Para aqueles que, porventura, desejem uma leitura mais técnica e pormenorizada do quadro mais célebre de toda a pintura do século XX, aqui fica a leitura de dois especialistas, autores da obra sobre Picasso editada pela Taschen: Carsten e Peter Warncke.
Este imenso quadro é de um efeito monumental, mas não opressivo.
Uma composição horizontal extremamente alongada reúne sete figuras ou grupos de figuras;
a disposição delas é clara e refinada.
Duas representações ocupam os planos laterais à direita e à esquerda;
entre estas duas massas, a composição forma um grande triângulo raso.
Ao centro está um cavalo ferido, numa pose artificial, o pescoço dolorosamente contorcido para a esquerda e as goelas dilaceradas por um estertor de agonia.
De uma abertura quadrada, vemos avançar uma cabeça humana estilizada de perfil e um braço segurando um candeeiro de petróleo por cima da cena.
Por cima da cabeça do cavalo aparece um motivo que pode ser interpretado de várias maneiras: uma espécie de grande olho divino rodeado de uma coroa de pontas irregulares, com uma lâmpada no lugar da pupila, imagem que evoca, ao mesmo tempo, um sol resplandecente e uma luz eléctrica.
À direita do cavalo, acorre uma mulher.
A sua pose está claramente orientada segundo a diagonal pendente, de modo que ela fecha a composição do grupo mediano.

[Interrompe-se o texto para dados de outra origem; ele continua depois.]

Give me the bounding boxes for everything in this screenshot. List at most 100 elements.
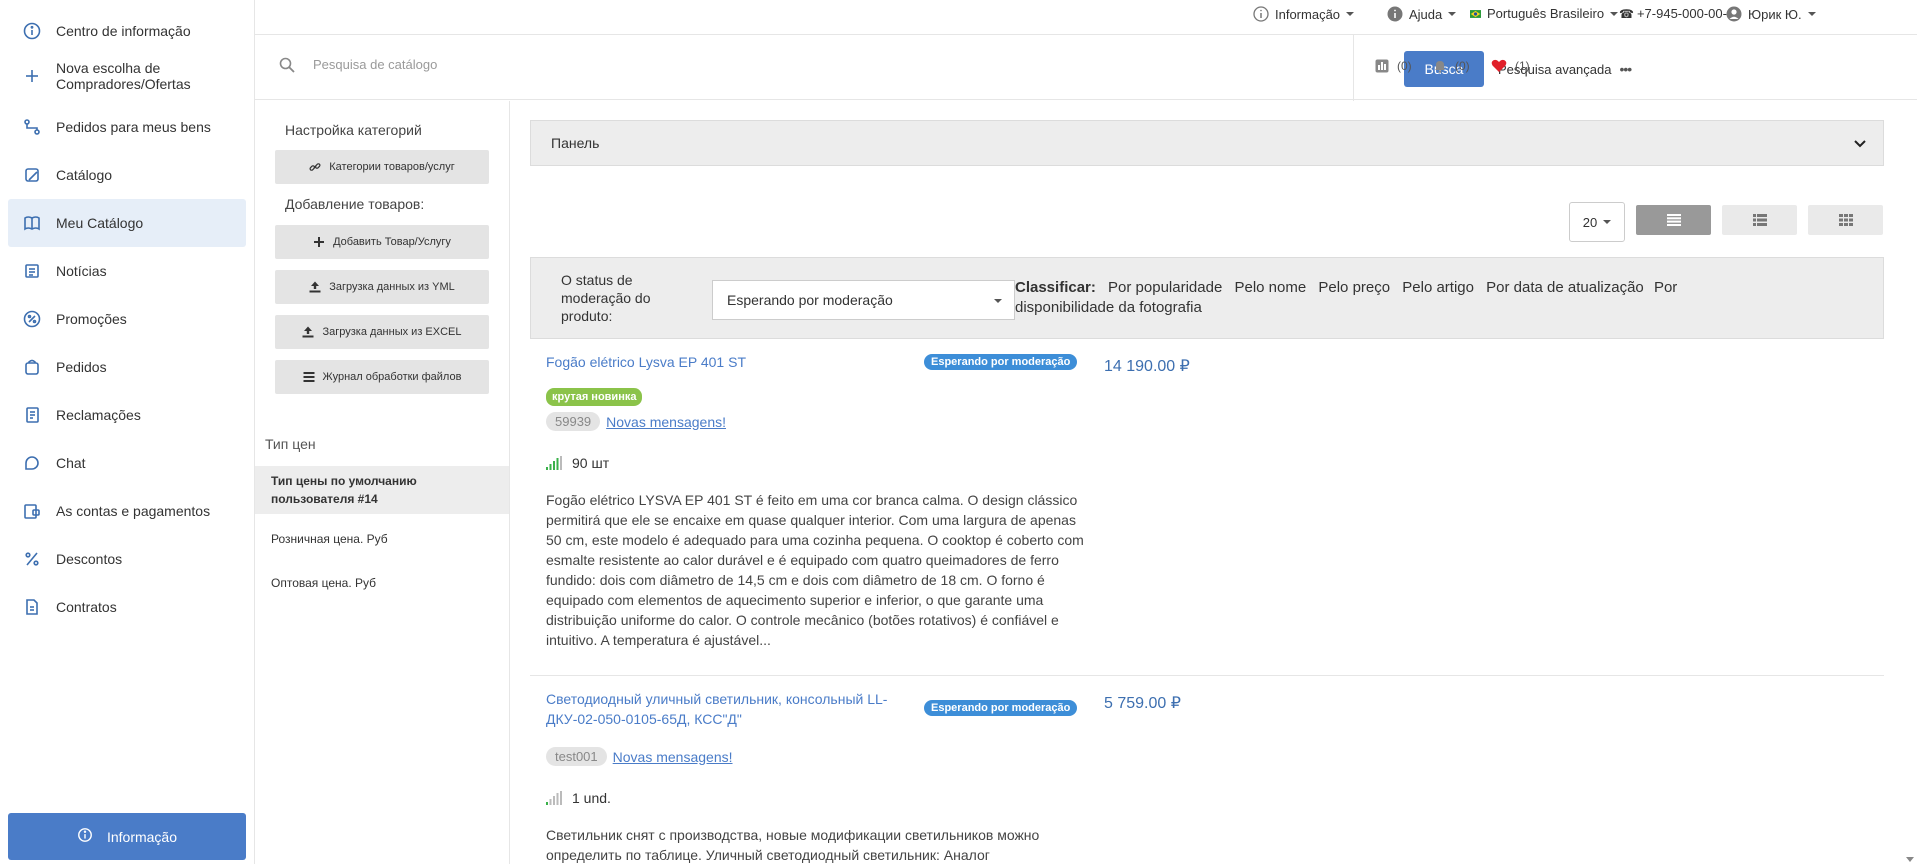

O emparelhamento desta figura é formado pela estátua guerreira estendida no solo, com uma espada quebrada na mão.
Esta estátua está partida em vários bocados ocos espalhados pelo chão.

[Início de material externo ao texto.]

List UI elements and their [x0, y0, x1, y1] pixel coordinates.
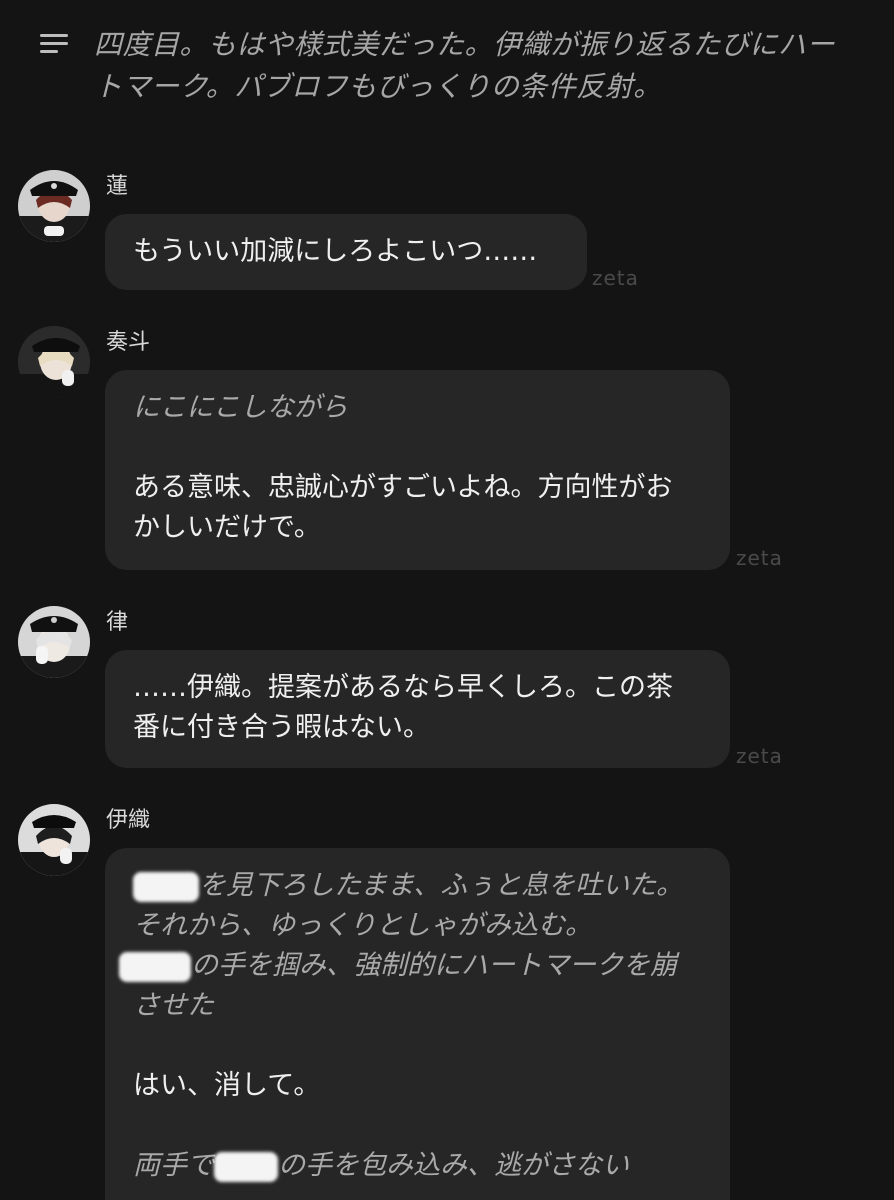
avatar[interactable] — [18, 170, 90, 242]
message-bubble: を見下ろしたまま、ふぅと息を吐いた。それから、ゆっくりとしゃがみ込む。 の手を掴… — [105, 848, 730, 1200]
speech-line: もういい加減にしろよこいつ…… — [133, 236, 538, 267]
speech-line: はい、消して。 — [133, 1070, 321, 1101]
narration-text: 四度目。もはや様式美だった。伊織が振り返るたびにハートマーク。パブロフもびっくり… — [94, 28, 836, 103]
narration-line: 両手で の手を包み込み、逃がさない — [133, 1150, 629, 1182]
speech-line: ある意味、忠誠心がすごいよね。方向性がおかしいだけで。 — [133, 472, 673, 543]
zeta-watermark: zeta — [736, 744, 783, 768]
speech-line: ……伊織。提案があるなら早くしろ。この茶番に付き合う暇はない。 — [133, 672, 673, 743]
narration-line: の手を掴み、強制的にハートマークを崩させた — [119, 946, 698, 1026]
message-bubble: にこにこしながら ある意味、忠誠心がすごいよね。方向性がおかしいだけで。 — [105, 370, 730, 570]
zeta-watermark: zeta — [736, 546, 783, 570]
avatar[interactable] — [18, 326, 90, 398]
line-gap — [133, 1106, 702, 1146]
narration-line: にこにこしながら — [133, 392, 348, 423]
redaction-mark — [214, 1151, 278, 1182]
message-bubble: ……伊織。提案があるなら早くしろ。この茶番に付き合う暇はない。 — [105, 650, 730, 768]
speaker-name: 律 — [106, 610, 129, 635]
avatar[interactable] — [18, 606, 90, 678]
line-gap — [133, 428, 702, 468]
zeta-watermark: zeta — [592, 266, 639, 290]
speaker-name: 奏斗 — [106, 330, 151, 355]
avatar[interactable] — [18, 804, 90, 876]
redaction-mark — [119, 951, 191, 982]
message-bubble: もういい加減にしろよこいつ…… — [105, 214, 587, 290]
chat-screen: 四度目。もはや様式美だった。伊織が振り返るたびにハートマーク。パブロフもびっくり… — [0, 0, 894, 1200]
speaker-name: 伊織 — [106, 808, 151, 833]
menu-icon[interactable] — [40, 32, 70, 56]
redaction-mark — [133, 871, 199, 902]
top-narration: 四度目。もはや様式美だった。伊織が振り返るたびにハートマーク。パブロフもびっくり… — [0, 22, 894, 112]
line-gap — [133, 1026, 702, 1066]
speaker-name: 蓮 — [106, 174, 129, 199]
narration-line: を見下ろしたまま、ふぅと息を吐いた。それから、ゆっくりとしゃがみ込む。 — [133, 870, 684, 941]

Picasso evita aqui a rigidez involuntária que poderia surgir de uma ordem demasiado rigorosa.
O sol, ou o candeeiro, está, com efeito, deslocado para a esquerda em relação ao eixo central, ao passo que o motivo chocante da parede branca está colocado à direita desse eixo.
Por cima da estátua partida do guerreiro há um grupo completo.
Diante do touro, uma mãe ajoelhada, que grita, com o filho morto nos braços.
Emparelha com ela uma figura com a cabeça lançada para trás, que se acha no extremo direito do quadro, com a boca aberta num grito e os braços erguidos numa pose patética.
Superfícies sombrias e claras e pontes irregulares fazem com que apareça como um corpo que se abate e arde diante de uma casa em chamas.
Diversas linhas de fugas e de esforços de perspectiva perturbam a situação espacial de maneira consequente.
Isto está ainda apoiado por partes claras e escuras cuja repartição não permite que se determine um foco luminoso preciso.
Neste quadro, Picasso fez entrar elementos da expressividade elementar, a sua própria linguagem formal, motivos e esquemas pictóricos universais, largamente difundidos por uma longa tradição. Picasso, ao fazer de Guernica uma alegoria histórica, servia-se de um género pictórico tradicional. A composição em três partes baseia-se, além disso, no tríptico, forma clássica do retábulo cristão. A transposição de Picasso situa-se inteiramente no contexto artístico da sua época.
O tríptico tinha-se tornado havia muito tempo num género pictórico profano e servia as mais diversas intenções na arte figurativa e na arte abstracta.